At the intersection of machine learning, regulation, and risk.
July 1, 2020
Welcome to the inaugural issue of Monitaur's ML Assurance newsletter. We're excited to engage with all of the forward-thinking individuals who want to learn about this vital area. We believe that creating trust and transparency in artificial intelligence and machine learning is the true enabler of the immense potential these technologies can deliver to society and the world. Thank you for joining us on this journey, and let us know how we can make this an even better resource for you!
Following the thread
Some quick thoughts from Monitaur's CEO, Anthony Habayeb on the stories we're watching in this issue of the newsletter.
This unfortunate story about the arrest of Robert Julian-Borchak Williams by the Detroit Police Department is the first known case of an arrest based on flawed facial recognition software. It highlights the very real, very personal consequences of uncontrolled, unvalidated algorithms.
The software provider's GM admitted that the company "does not formally measure the systems' accuracy or bias". Without proper ML governance and controls, it is likely to be the first of many such stories we see. It is inevitable that such high profile injustices will accelerate the regulatory pathways for machine learning models.
In April, the FTC published valuable guidance on how existing law applies to the use of AI and ML. The rules of thumb are:
Explain your decision to the consumer.
Ensure that your decisions are fair.
Ensure that your data and models are robust and empirically sound.
Hold yourself accountable for compliance, ethics, fairness, and nondiscrimination.
The sub-points in each of those sections are worth a deep read, and we imagine that they will provoke robust discussion in the business teams that provide the assurance for all of these considerations. There are many implicit areas for future regulatory attention, ranging from the effect of third-party data on consumer reporting to the implicit bias that emerge from apparently unbiased data like zip codes.
The state-based standard-setting organization for insurance held three public meetings in Q1 2020 of the Accelerated Underwriting Working Group (AUWG).
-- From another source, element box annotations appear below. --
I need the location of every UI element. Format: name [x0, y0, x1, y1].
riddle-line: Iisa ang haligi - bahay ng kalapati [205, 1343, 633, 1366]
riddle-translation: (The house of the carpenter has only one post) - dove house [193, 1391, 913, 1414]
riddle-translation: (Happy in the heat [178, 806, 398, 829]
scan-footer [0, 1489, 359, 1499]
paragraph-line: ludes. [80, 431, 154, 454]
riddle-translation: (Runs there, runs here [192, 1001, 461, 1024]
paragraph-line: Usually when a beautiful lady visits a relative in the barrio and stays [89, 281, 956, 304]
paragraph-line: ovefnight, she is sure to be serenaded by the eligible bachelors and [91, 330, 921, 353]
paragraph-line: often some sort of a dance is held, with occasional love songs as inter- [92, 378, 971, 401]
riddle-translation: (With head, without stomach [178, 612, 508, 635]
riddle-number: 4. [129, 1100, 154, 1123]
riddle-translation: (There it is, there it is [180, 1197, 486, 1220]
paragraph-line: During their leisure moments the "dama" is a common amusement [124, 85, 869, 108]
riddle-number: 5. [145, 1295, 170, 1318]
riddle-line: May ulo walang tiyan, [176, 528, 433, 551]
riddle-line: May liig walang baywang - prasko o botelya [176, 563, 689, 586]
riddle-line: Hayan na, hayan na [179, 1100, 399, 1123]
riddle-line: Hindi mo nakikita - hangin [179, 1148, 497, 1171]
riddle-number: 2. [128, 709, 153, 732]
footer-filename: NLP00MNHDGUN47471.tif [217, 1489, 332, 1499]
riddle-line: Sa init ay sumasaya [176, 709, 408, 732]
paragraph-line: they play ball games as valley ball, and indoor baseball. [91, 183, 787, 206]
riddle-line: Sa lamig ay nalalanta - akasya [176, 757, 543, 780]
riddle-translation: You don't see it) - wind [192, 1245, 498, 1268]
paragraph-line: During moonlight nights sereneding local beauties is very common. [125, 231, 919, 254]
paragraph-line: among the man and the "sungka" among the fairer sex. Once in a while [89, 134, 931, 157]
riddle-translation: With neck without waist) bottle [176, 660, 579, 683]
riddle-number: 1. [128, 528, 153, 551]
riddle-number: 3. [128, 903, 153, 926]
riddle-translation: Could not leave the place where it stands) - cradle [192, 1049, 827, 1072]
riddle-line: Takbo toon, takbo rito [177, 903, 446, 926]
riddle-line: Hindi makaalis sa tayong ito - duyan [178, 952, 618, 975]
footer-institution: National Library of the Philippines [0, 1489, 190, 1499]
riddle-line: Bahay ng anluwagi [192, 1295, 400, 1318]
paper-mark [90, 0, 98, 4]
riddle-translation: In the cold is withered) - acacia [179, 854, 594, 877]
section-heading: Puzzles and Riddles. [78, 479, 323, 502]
Expectations after those meetings include more regulatory focus on data use, algorithms development, consumer transparency, and governance/controls.
NAIC has a separate working group developing new standards for regulatory approvals of predictive models that is more specifically focused on Generalized Linear Models (GLM), but is also likely to feed into and maybe complement this AUWG work. Insurance companies will need to retool their processes and systems to adhere to emerging regulator expectations, but regulators will also need to upskill their knowledge to effectively evaluate ML systems.
An excellent summary and analysis of FDA actions on AI over the last year. Most of the attention thus far has centered on premarket certification, whereas the post-market pieces are still in motion. Looking at it from an assurance lens, a couple of key takeaways jump out:
Since radiological devices are the tip of the spear, they're likely to shape regulatory thinking across devices and applications in the future.
Groups are focused on ensuring quality inputs, an important issue, but not enough attention has been paid to the transparency and validity of the outputs.
Since safety is less evident premarket, the burden of proof must shift to postmarket reporting.
The FDA will need to consider how to minimize the reporting burden in order to maximize the positive impact of AI/ML on population health.
This wide-ranging and accessible article dives into the movement for "Explainable AI", exploring the practical, psychological, and regulatory dimensions of explainability. Explainability is a prerequisite for ML assurance, and counterfactuals are emphasized as core to the next step: auditability.
Money quote: "In the absence of clear auditing requirements, it will be difficult for individuals affected by automated decisions to know if the explanations they receive are in fact accurate or if they’re masking hidden forms of bias."